Quels liens est-on en mesure de faire entre la santé des sols et celle des humains ?
Il y a une logique de pensée, une vision de la nature et de l’environnement qui s’appelle « one health », c’est-à-dire « une seule santé ». L’idée alors défendue est que l’on ne peut pas avoir des plantes, ou des humains, en bonne santé dans un environnement qui globalement ne l’est pas. La logique de fonctionnement des microbes dans les sols, des plantes et des hommes est interdépendante. On peut le voir à travers le fait que les pesticides affectent à la fois la vie des sols et la santé des humains qui les appliquent ou qui consomment des produits dans lesquels il y a des résidus. Selon le dernier rapport du GIEC, la dégradation des terres affecterait déjà directement 3,2 milliards de personnes dans le monde tandis que, d’ici trente ans, 50 à 700 millions d’individus pourraient être contraints de migrer. On peut aussi s’en rendre compte à travers l’érosion qui peut ruiner, en plus des sols, des familles ou des régions entières. Aujourd’hui il y a une seule santé. On ne peut pas imaginer l’homme en bonne santé si les plantes, les animaux et les microbes qui sont autour ne se développent pas et n’opèrent pas leur fonction habituelle. Cela doit inspirer l’envie de restaurer des logiques au plus proche de celles de la nature. Non pas que la vie « naturelle » soit meilleure mais elle doit être considérée comme une source d’inspiration infinie pour des méthodes agricoles durables, c’est-à-dire dont les conséquences permettront à nos enfants de faire les mêmes choix que ceux que nous avons pu faire.

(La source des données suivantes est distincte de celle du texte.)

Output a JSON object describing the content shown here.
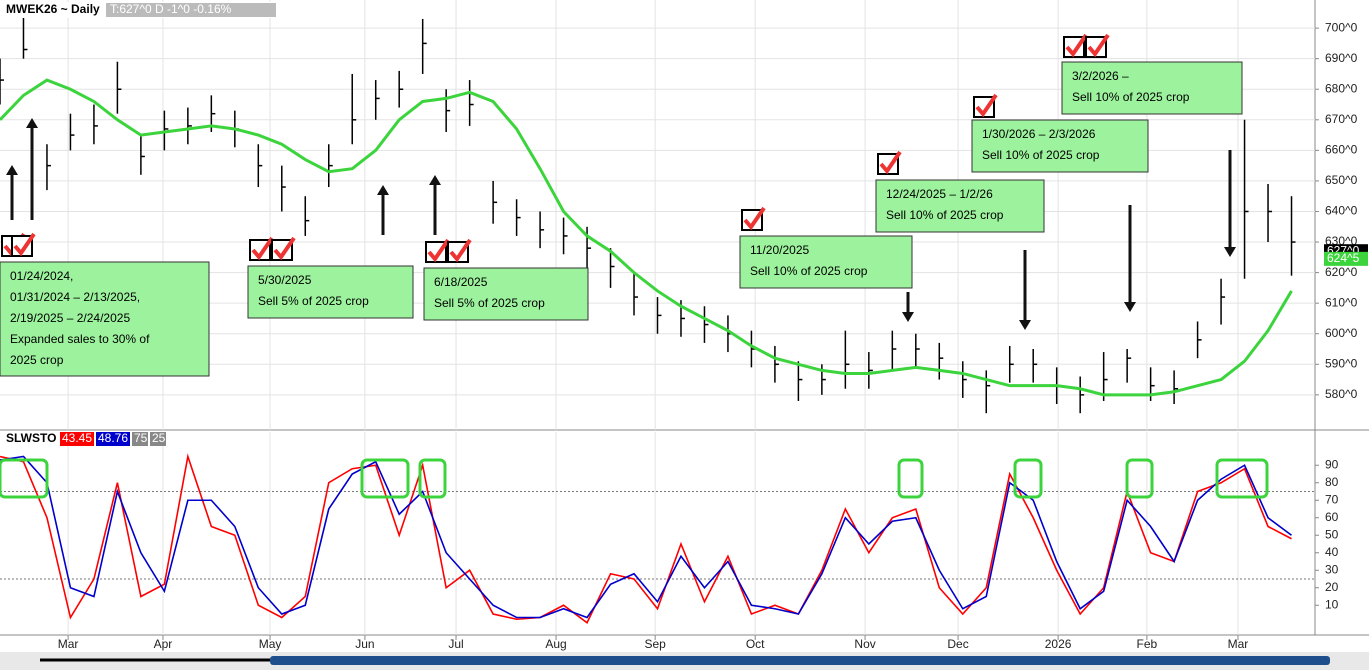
{
  "chart_data": [
    {
      "type": "ohlc",
      "title": "MWEK26 ~ Daily",
      "subtitle": "T:627^0 D  -1^0  -0.16%",
      "x": [
        0,
        5,
        10,
        15,
        20,
        25,
        30,
        35,
        40,
        45,
        50,
        55,
        60,
        65,
        70,
        75,
        80,
        85,
        90,
        95,
        100,
        105,
        110,
        115,
        120,
        125,
        130,
        135,
        140,
        145,
        150,
        155,
        160,
        165,
        170,
        175,
        180,
        185,
        190,
        195,
        200,
        205,
        210,
        215,
        220,
        225,
        230,
        235,
        240,
        245,
        250,
        255,
        260,
        265,
        270,
        275
      ],
      "xlim": [
        0,
        280
      ],
      "xticks": [
        {
          "value": 14.5,
          "label": "Mar"
        },
        {
          "value": 34.7,
          "label": "Apr"
        },
        {
          "value": 57.5,
          "label": "May"
        },
        {
          "value": 77.7,
          "label": "Jun"
        },
        {
          "value": 97.1,
          "label": "Jul"
        },
        {
          "value": 118.4,
          "label": "Aug"
        },
        {
          "value": 139.5,
          "label": "Sep"
        },
        {
          "value": 160.8,
          "label": "Oct"
        },
        {
          "value": 184.2,
          "label": "Nov"
        },
        {
          "value": 204,
          "label": "Dec"
        },
        {
          "value": 225.3,
          "label": "2026"
        },
        {
          "value": 244.2,
          "label": "Feb"
        },
        {
          "value": 263.6,
          "label": "Mar"
        }
      ],
      "ylim": [
        568.5,
        709.2
      ],
      "yticks": [
        {
          "value": 580,
          "label": "580^0"
        },
        {
          "value": 590,
          "label": "590^0"
        },
        {
          "value": 600,
          "label": "600^0"
        },
        {
          "value": 610,
          "label": "610^0"
        },
        {
          "value": 620,
          "label": "620^0"
        },
        {
          "value": 630,
          "label": "630^0"
        },
        {
          "value": 640,
          "label": "640^0"
        },
        {
          "value": 650,
          "label": "650^0"
        },
        {
          "value": 660,
          "label": "660^0"
        },
        {
          "value": 670,
          "label": "670^0"
        },
        {
          "value": 680,
          "label": "680^0"
        },
        {
          "value": 690,
          "label": "690^0"
        },
        {
          "value": 700,
          "label": "700^0"
        }
      ],
      "grid": true,
      "color": "#000000",
      "high": [
        690,
        708,
        662,
        672,
        675,
        689,
        665,
        673,
        674,
        678,
        673,
        662,
        655,
        645,
        662,
        685,
        683,
        686,
        703,
        680,
        683,
        650,
        644,
        640,
        638,
        635,
        628,
        620,
        612,
        611,
        609,
        606,
        601,
        596,
        591,
        590,
        601,
        594,
        601,
        600,
        597,
        591,
        588,
        596,
        595,
        589,
        586,
        594,
        595,
        589,
        588,
        604,
        618,
        670,
        649,
        645
      ],
      "low": [
        675,
        690,
        647,
        660,
        662,
        672,
        652,
        660,
        662,
        666,
        661,
        648,
        640,
        632,
        648,
        662,
        670,
        674,
        685,
        666,
        668,
        636,
        632,
        628,
        626,
        620,
        615,
        606,
        600,
        599,
        597,
        594,
        589,
        584,
        578,
        580,
        582,
        582,
        588,
        589,
        585,
        579,
        574,
        584,
        584,
        577,
        574,
        578,
        584,
        578,
        577,
        592,
        603,
        618,
        630,
        619
      ],
      "close": [
        683,
        693,
        655,
        665,
        668,
        680,
        658,
        667,
        668,
        672,
        667,
        655,
        648,
        637,
        655,
        670,
        677,
        680,
        695,
        673,
        675,
        643,
        638,
        634,
        632,
        628,
        622,
        612,
        606,
        605,
        603,
        600,
        595,
        590,
        585,
        585,
        590,
        588,
        595,
        595,
        592,
        585,
        583,
        590,
        590,
        583,
        580,
        585,
        592,
        583,
        582,
        598,
        612,
        640,
        640,
        630
      ],
      "series": [
        {
          "name": "MA",
          "color": "#3cd43c",
          "values": [
            670,
            678,
            683,
            680,
            676,
            670,
            665,
            666,
            667,
            668,
            667,
            665,
            662,
            657,
            653,
            654,
            660,
            670,
            676,
            677,
            679,
            676,
            667,
            654,
            640,
            632,
            627,
            620,
            614,
            609,
            605,
            601,
            596,
            592,
            590,
            588,
            587,
            587,
            588,
            589,
            588,
            587,
            585,
            583,
            583,
            583,
            582,
            580,
            580,
            580,
            581,
            583,
            585,
            591,
            601,
            614
          ]
        }
      ],
      "last_labels": [
        {
          "value": 627,
          "label": "627^0",
          "color": "#000000"
        },
        {
          "value": 624.5,
          "label": "624^5",
          "color": "#3cd43c"
        }
      ],
      "annotations": [
        [
          "01/24/2024,",
          "01/31/2024 – 2/13/2025,",
          "2/19/2025 – 2/24/2025",
          "Expanded sales to 30% of",
          "2025 crop"
        ],
        [
          "5/30/2025",
          "Sell 5% of 2025 crop"
        ],
        [
          "6/18/2025",
          "Sell 5% of 2025 crop"
        ],
        [
          "11/20/2025",
          "Sell 10% of 2025 crop"
        ],
        [
          "12/24/2025 – 1/2/26",
          "Sell 10% of 2025 crop"
        ],
        [
          "1/30/2026 – 2/3/2026",
          "Sell 10% of 2025 crop"
        ],
        [
          "3/2/2026 –",
          "Sell 10% of 2025 crop"
        ]
      ]
    },
    {
      "type": "line",
      "title": "SLWSTO",
      "ylim": [
        -7,
        109
      ],
      "yticks": [
        10,
        20,
        30,
        40,
        50,
        60,
        70,
        80,
        90
      ],
      "levels": [
        75,
        25
      ],
      "series": [
        {
          "name": "43.45",
          "color": "#ff0000",
          "values": [
            95,
            92,
            60,
            3,
            25,
            80,
            15,
            22,
            95,
            55,
            50,
            10,
            3,
            15,
            80,
            88,
            90,
            50,
            90,
            20,
            30,
            5,
            2,
            3,
            10,
            0,
            28,
            25,
            8,
            45,
            12,
            38,
            5,
            10,
            5,
            30,
            65,
            40,
            60,
            65,
            20,
            5,
            20,
            85,
            60,
            30,
            5,
            20,
            75,
            40,
            35,
            75,
            80,
            88,
            55,
            48
          ]
        },
        {
          "name": "48.76",
          "color": "#0000cc",
          "values": [
            93,
            95,
            80,
            20,
            15,
            75,
            40,
            18,
            70,
            70,
            55,
            20,
            5,
            10,
            65,
            85,
            92,
            62,
            75,
            40,
            25,
            10,
            3,
            3,
            8,
            3,
            22,
            28,
            12,
            38,
            20,
            35,
            10,
            8,
            5,
            28,
            60,
            45,
            58,
            60,
            30,
            8,
            15,
            80,
            70,
            35,
            8,
            18,
            70,
            55,
            35,
            70,
            82,
            90,
            60,
            50
          ]
        }
      ]
    }
  ]
}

Comment fait-on pour y parvenir quand on est agriculteur, tant la tâche est complexe ?
Aujourd’hui les agriculteurs peuvent essayer de s’informer, de faire des essais de méthodes alternatives, écouter des scientifiques ou intégrer des programmes de recherche participatifs. Ils peuvent tout de même se sentir un peu seuls dans ce défi, parce que l’on n’a pas encore la masse de consommateurs qui exigent des produits issus de méthodes culturales alternatives. Ce n’est pas aux agriculteurs de décider seuls, c’est un choix sociétal général. Le consommateur est concerné, plus encore que l’agriculteur, et doit être mobilisé. Les nouveaux programmes de seconde, auxquels j’ai participé, insistent sur l’origine agricole des aliments et proposent même une visite d’exploitation, mais la suppression des SVT dans le tronc commun -en première et terminale- dans la récente réforme du lycée est un pas en arrière inquiétant. Car si cela se passe mal dans les agrosystèmes et dans les sols, c’est au fond parce que les choix des consommateurs le permettent ou l’encouragent. Il ne faut pas stigmatiser préférentiellement les agriculteurs, nous sommes tous responsables de la mauvaise santé des sols et des écosystèmes. Et donc de notre santé de demain.